On July 27, 2023, BBC describes a controversy concerning HMT Empire Windrush and its June 22, 1948, docking in Tilbury, Essex. Its passengers from the British Caribbean had been encouraged to migrate to the U.K. by virtue of the 1948 British Nationality Act which gave people from colonies the right to live and work in Britain. However, subsequent inaction and action (including a 2010 destruction of their landing cards) caused turmoil for what’s now known as the Windrush Generation.
In Part 2 tomorrow we’ll describe the other three Overground lines, with an added wild card of a (temporarily) missing River Thames. ds
© Dennis Simanaitis, SimanaitisSays.com, 2024
This site uses Akismet to reduce spam. Learn how your comment data is processed.
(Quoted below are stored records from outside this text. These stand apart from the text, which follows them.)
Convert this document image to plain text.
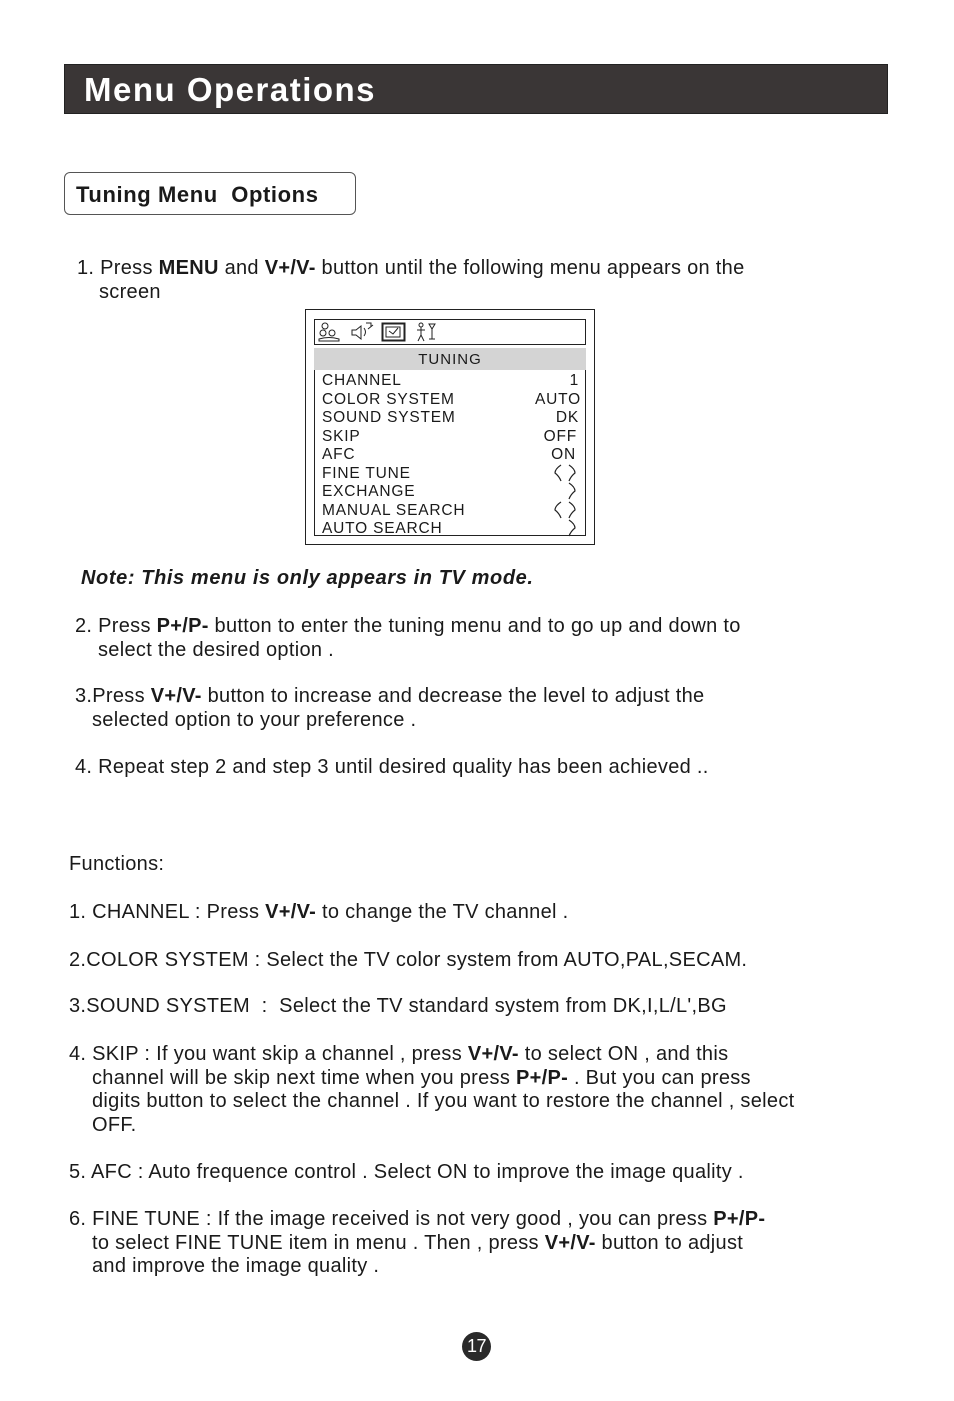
Menu Operations
Tuning Menu  Options

1. Press MENU and V+/V- button until the following menu appears on the
screen

TUNING
CHANNEL	1
COLOR SYSTEM	AUTO
SOUND SYSTEM	DK
SKIP	OFF
AFC	ON
FINE TUNE
EXCHANGE
MANUAL SEARCH
AUTO SEARCH
Note: This menu is only appears in TV mode.

2. Press P+/P- button to enter the tuning menu and to go up and down to
select the desired option .

3.Press V+/V- button to increase and decrease the level to adjust the
selected option to your preference .

4. Repeat step 2 and step 3 until desired quality has been achieved ..

Functions:

1. CHANNEL : Press V+/V- to change the TV channel .

2.COLOR SYSTEM : Select the TV color system from AUTO,PAL,SECAM.

3.SOUND SYSTEM  :  Select the TV standard system from DK,I,L/L',BG

4. SKIP : If you want skip a channel , press V+/V- to select ON , and this
channel will be skip next time when you press P+/P- . But you can press
digits button to select the channel . If you want to restore the channel , select
OFF.

5. AFC : Auto frequence control . Select ON to improve the image quality .

6. FINE TUNE : If the image received is not very good , you can press P+/P-
to select FINE TUNE item in menu . Then , press V+/V- button to adjust
and improve the image quality .

17
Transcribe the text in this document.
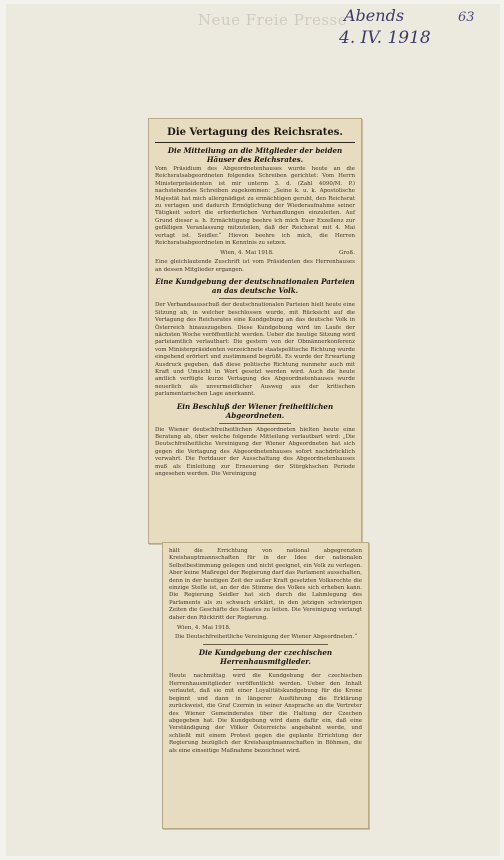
Neue Freie Presse
Abends
4. IV. 1918
63
Die Vertagung des Reichsrates.
Die Mitteilung an die Mitglieder der beiden Häuser des Reichsrates.
Vom Präsidium des Abgeordnetenhauses wurde heute an die Reichsratsabgeordneten folgendes Schreiben gerichtet: Vom Herrn Ministerpräsidenten ist mir unterm 3. d. (Zahl 4090/M. P.) nachstehendes Schreiben zugekommen: „Seine k. u. k. Apostolische Majestät hat mich allergnädigst zu ermächtigen geruht, den Reichsrat zu vertagen und dadurch Ermöglichung der Wiederaufnahme seiner Tätigkeit sofort die erforderlichen Verhandlungen einzuleiten. Auf Grund dieser a. h. Ermächtigung beehre ich mich Euer Exzellenz zur gefälligen Veranlassung mitzuteilen, daß der Reichsrat mit 4. Mai vertagt ist. Seidler.“ Hievon beehre ich mich, die Herren Reichsratsabgeordneten in Kenntnis zu setzen.
Wien, 4. Mai 1918.	Groß.
Eine gleichlautende Zuschrift ist vom Präsidenten des Herrenhauses an dessen Mitglieder ergangen.
Eine Kundgebung der deutschnationalen Parteien an das deutsche Volk.
Der Verbandsausschuß der deutschnationalen Parteien hielt heute eine Sitzung ab, in welcher beschlossen wurde, mit Rücksicht auf die Vertagung des Reichsrates eine Kundgebung an das deutsche Volk in Österreich hinauszugeben. Diese Kundgebung wird im Laufe der nächsten Woche veröffentlicht werden. Ueber die heutige Sitzung wird parteiamtlich verlautbart: Die gestern von der Obmännerkonferenz vom Ministerpräsidenten verzeichnete staatspolitische Richtung wurde eingehend erörtert und zustimmend begrüßt. Es wurde der Erwartung Ausdruck gegeben, daß diese politische Richtung nunmehr auch mit Kraft und Umsicht in Wort gesetzt werden wird. Auch die heute amtlich verfügte kurze Vertagung des Abgeordnetenhauses wurde neuerlich als unvermeidlicher Ausweg aus der kritischen parlamentarischen Lage anerkannt.
Ein Beschluß der Wiener freiheitlichen Abgeordneten.
Die Wiener deutschfreiheitlichen Abgeordneten hielten heute eine Beratung ab, über welche folgende Mitteilung verlautbart wird: „Die Deutschfreiheitliche Vereinigung der Wiener Abgeordneten hat sich gegen die Vertagung des Abgeordnetenhauses sofort nachdrücklich verwahrt. Die Fortdauer der Ausschaltung des Abgeordnetenhauses muß als Einleitung zur Erneuerung der Stürgkhschen Periode angesehen werden. Die Vereinigung
hält die Errichtung von national abgegrenzten Kreishauptmannschaften für in der Idee der nationalen Selbstbestimmung gelegen und nicht geeignet, ein Volk zu verlegen. Aber keine Maßregel der Regierung darf das Parlament ausschalten, denn in der heutigen Zeit der außer Kraft gesetzten Volksrechte die einzige Stelle ist, an der die Stimme des Volkes sich erheben kann. Die Regierung Seidler hat sich durch die Lahmlegung des Parlaments als zu schwach erklärt, in den jetzigen schwierigen Zeiten die Geschäfte des Staates zu leiten. Die Vereinigung verlangt daher den Rücktritt der Regierung.
Wien, 4. Mai 1918.
Die Deutschfreiheitliche Vereinigung der Wiener Abgeordneten.“
Die Kundgebung der czechischen Herrenhausmitglieder.
Heute nachmittag wird die Kundgebung der czechischen Herrenhausmitglieder veröffentlicht werden. Ueber den Inhalt verlautet, daß sie mit einer Loyalitätskundgebung für die Krone beginnt und dann in längerer Ausführung die Erklärung zurückweist, die Graf Czernin in seiner Ansprache an die Vertreter des Wiener Gemeinderates über die Haltung der Czechen abgegeben hat. Die Kundgebung wird dann dafür ein, daß eine Verständigung der Völker Österreichs angebahnt werde, und schließt mit einem Protest gegen die geplante Errichtung der Regierung bezüglich der Kreishauptmannschaften in Böhmen, die als eine einseitige Maßnahme bezeichnet wird.
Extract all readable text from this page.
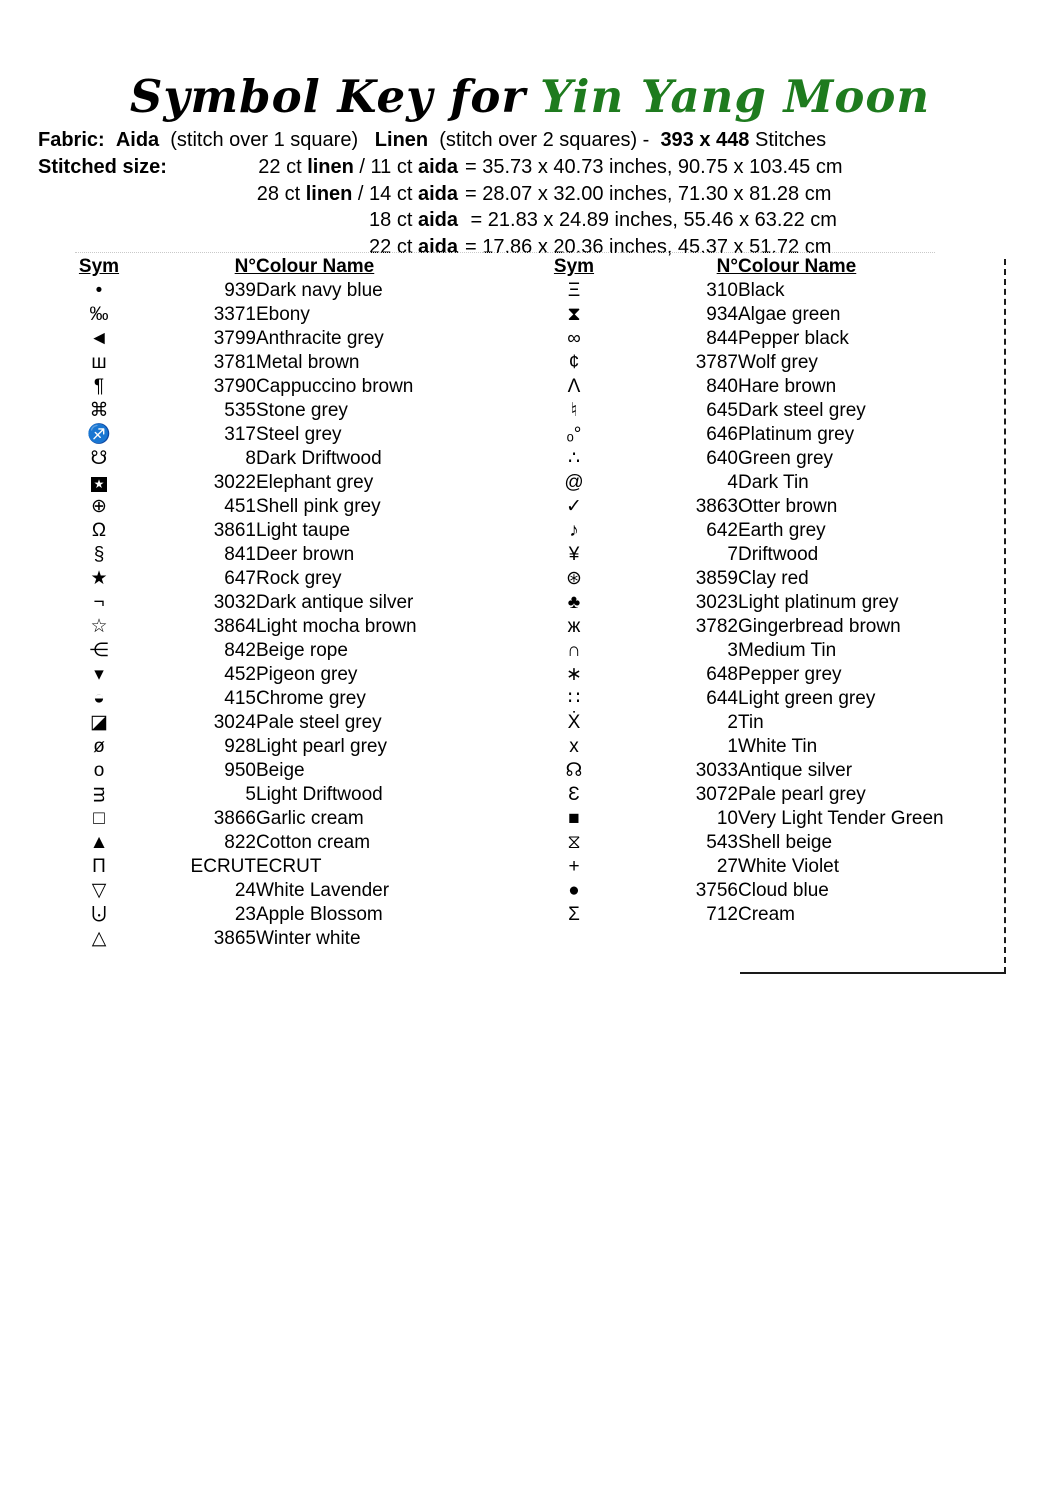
Symbol Key for Yin Yang Moon
Fabric: Aida  (stitch over 1 square)   Linen  (stitch over 2 squares) -  393 x 448 Stitches
Stitched size:	22 ct linen / 11 ct aida = 35.73 x 40.73 inches, 90.75 x 103.45 cm
28 ct linen / 14 ct aida = 28.07 x 32.00 inches, 71.30 x 81.28 cm
18 ct aida = 21.83 x 24.89 inches, 55.46 x 63.22 cm
22 ct aida = 17.86 x 20.36 inches, 45.37 x 51.72 cm
Sym	N°	Colour Name
•	939	Dark navy blue
‰	3371	Ebony
◄	3799	Anthracite grey
ш	3781	Metal brown
¶	3790	Cappuccino brown
⌘	535	Stone grey
♐	317	Steel grey
☋	8	Dark Driftwood
★	3022	Elephant grey
⊕	451	Shell pink grey
Ω	3861	Light taupe
§	841	Deer brown
★	647	Rock grey
¬	3032	Dark antique silver
☆	3864	Light mocha brown
⋲	842	Beige rope
▾	452	Pigeon grey
◒	415	Chrome grey
◪	3024	Pale steel grey
ø	928	Light pearl grey
o	950	Beige
ᴟ	5	Light Driftwood
□	3866	Garlic cream
▲	822	Cotton cream
Π	ECRUT	ECRUT
▽	24	White Lavender
⨃	23	Apple Blossom
△	3865	Winter white
Sym	N°	Colour Name
Ξ	310	Black
⧗	934	Algae green
∞	844	Pepper black
¢	3787	Wolf grey
Λ	840	Hare brown
♮	645	Dark steel grey
ₒ°	646	Platinum grey
∴	640	Green grey
@	4	Dark Tin
✓	3863	Otter brown
♪	642	Earth grey
¥	7	Driftwood
⊛	3859	Clay red
♣	3023	Light platinum grey
ж	3782	Gingerbread brown
∩	3	Medium Tin
∗	648	Pepper grey
∷	644	Light green grey
Ẋ	2	Tin
x	1	White Tin
☊	3033	Antique silver
Ɛ	3072	Pale pearl grey
■	10	Very Light Tender Green
⧖	543	Shell beige
+	27	White Violet
●	3756	Cloud blue
Σ	712	Cream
Mildmay hospital seems to have been a transportation pioneer, sporting a futuristic vehicle in its 1892 premises photo. Good old Wikipedia!
Ha. Good catch on their caption.
Turns out TFL has some PDFs with the new names at their website. A little cleaner than what you found. Though your background info is very interesting. Thanks!
Total system: https://tfl.gov.uk/cdn/static/cms/documents/tube-map-with-the-new-lo-names.pdf
Overground: https://tfl.gov.uk/cdn/static/cms/documents/london-overground-map-autumn-2024.pdf
Then: subway maps for the win! I was sure I had seen a subway-map rendition of Roman Roads at some point here, but the search isn’t spitting it out. Fun little piece: https://sashamaps.net/docs/maps/roman-roads-original/.
Thanks for these. I admire the scholarship in the Roman Roads endeavor.